Simply put, the purpose of the forum non conveniens doctrine is to level the playing field between opposing parties:

“[63] Stormbreaker makes it clear that the legislator meant to protect the potentially vulnerable party by allowing them to seek redress in their home jurisdiction.

[64] Markov resides in Quebec and was a resident of Quebec when he signed the Policy. Despite the trust arrangement, it is Markov as an individual who the alleged misrepresentations affect the most. These facts also lead to the conclusion that the Quebec courts should not decline jurisdiction.”

Lastly, regarding the debate surrounding Markov’s presence, Justice Davis deemed his presence necessary, in conformity with section 216 C.C.P., so as to allow for the complete resolution of the case:

“[68] Markov is the settlor of the Trust and sole beneficiary of the Trust. The financial scheme, consisting of the RCA trust and the purchase of insurance policies, was created to secure his financial security when he retires.

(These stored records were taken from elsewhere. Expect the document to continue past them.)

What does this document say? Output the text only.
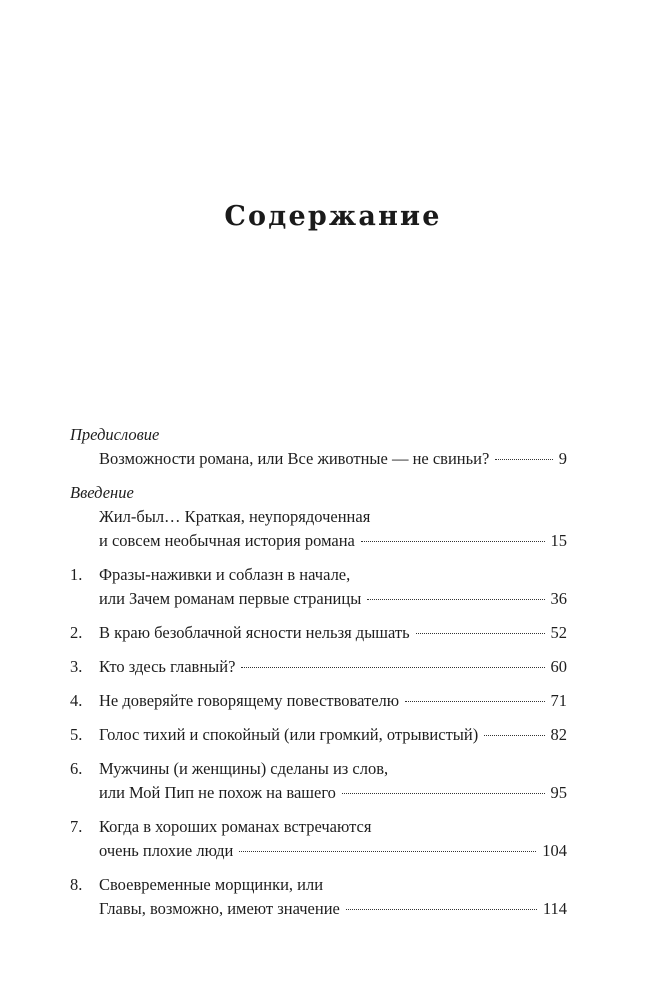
Содержание
Предисловие
Возможности романа, или Все животные — не свиньи?	9
Введение
Жил-был… Краткая, неупорядоченная
и совсем необычная история романа	15
1.	Фразы-наживки и соблазн в начале,
или Зачем романам первые страницы	36
2.	В краю безоблачной ясности нельзя дышать	52
3.	Кто здесь главный?	60
4.	Не доверяйте говорящему повествователю	71
5.	Голос тихий и спокойный (или громкий, отрывистый)	82
6.	Мужчины (и женщины) сделаны из слов,
или Мой Пип не похож на вашего	95
7.	Когда в хороших романах встречаются
очень плохие люди	104
8.	Своевременные морщинки, или
Главы, возможно, имеют значение	114
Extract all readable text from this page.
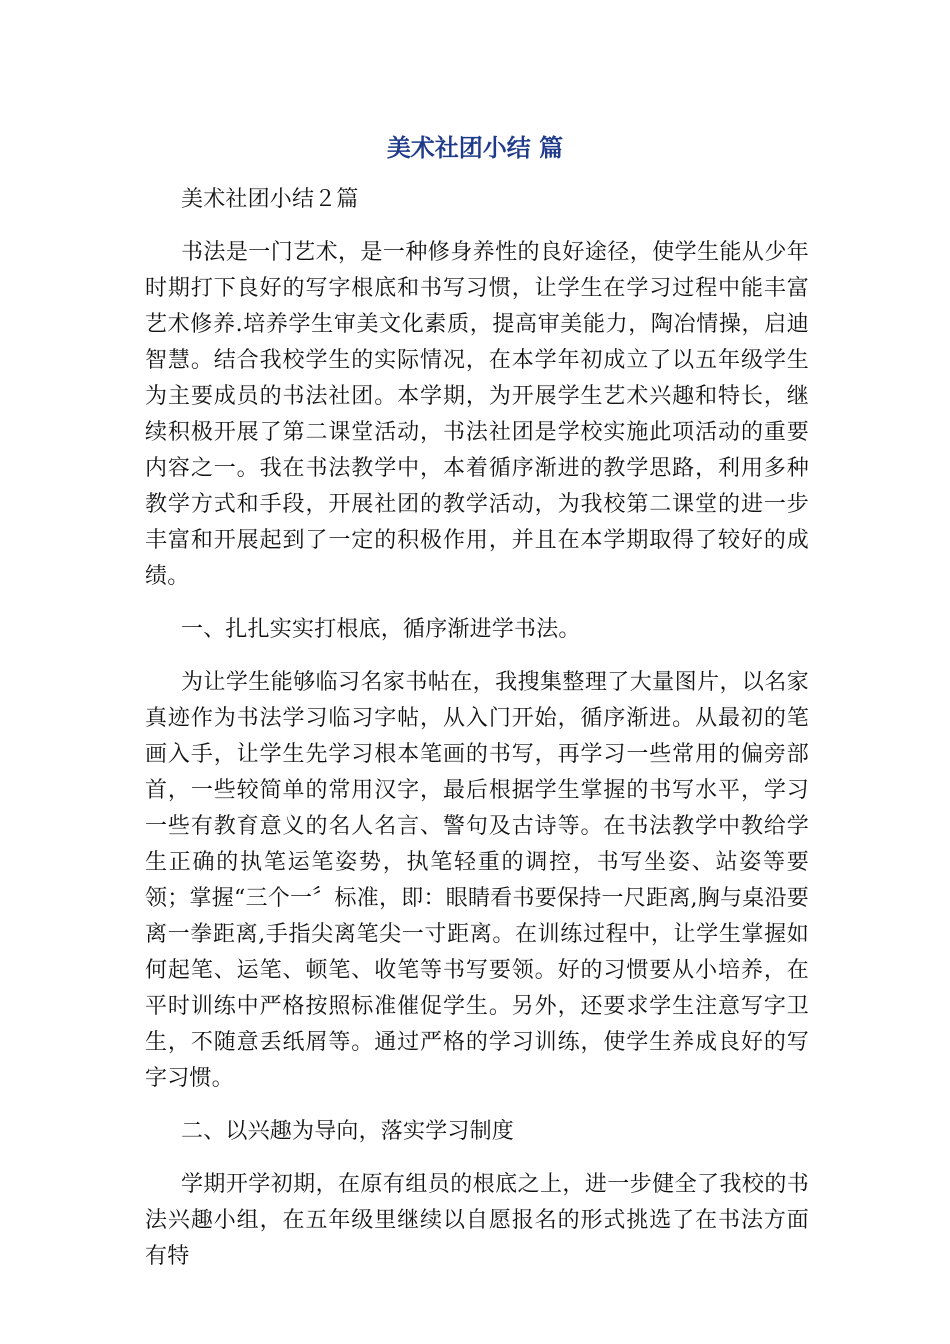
美术社团小结 篇

美术社团小结２篇

书法是一门艺术，是一种修身养性的良好途径，使学生能从少年时期打下良好的写字根底和书写习惯，让学生在学习过程中能丰富艺术修养.培养学生审美文化素质，提高审美能力，陶冶情操，启迪智慧。结合我校学生的实际情况，在本学年初成立了以五年级学生为主要成员的书法社团。本学期，为开展学生艺术兴趣和特长，继续积极开展了第二课堂活动，书法社团是学校实施此项活动的重要内容之一。我在书法教学中，本着循序渐进的教学思路，利用多种教学方式和手段，开展社团的教学活动，为我校第二课堂的进一步丰富和开展起到了一定的积极作用，并且在本学期取得了较好的成绩。

一、扎扎实实打根底，循序渐进学书法。

为让学生能够临习名家书帖在，我搜集整理了大量图片，以名家真迹作为书法学习临习字帖，从入门开始，循序渐进。从最初的笔画入手，让学生先学习根本笔画的书写，再学习一些常用的偏旁部首，一些较简单的常用汉字，最后根据学生掌握的书写水平，学习一些有教育意义的名人名言、警句及古诗等。在书法教学中教给学生正确的执笔运笔姿势，执笔轻重的调控，书写坐姿、站姿等要领；掌握“三个一〞标准，即：眼睛看书要保持一尺距离,胸与桌沿要离一拳距离,手指尖离笔尖一寸距离。在训练过程中，让学生掌握如何起笔、运笔、顿笔、收笔等书写要领。好的习惯要从小培养，在平时训练中严格按照标准催促学生。另外，还要求学生注意写字卫生，不随意丢纸屑等。通过严格的学习训练，使学生养成良好的写字习惯。

二、以兴趣为导向，落实学习制度

学期开学初期，在原有组员的根底之上，进一步健全了我校的书法兴趣小组，在五年级里继续以自愿报名的形式挑选了在书法方面有特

Markov is also the sole source of revenue invested in the Trust and of the premiums paid to GWL. Markov’s objectives are inextricable from those of the Trust.

[69] Simon, the trustee at the time the Policy was signed, made the decision to purchase the Policy in order to meet Markov’s financial needs and objectives. The Court cannot obtain a complete picture of the whether Niskanen’s representations were consistent with the final terms of the Policy without insight into Markov’s intention and understanding of the matter.

[70] The need for Markov to be a party to the proceedings is strengthened by the allegations in the introductory motion that various misrepresentations were made to Markov following the issuance of the Policy.”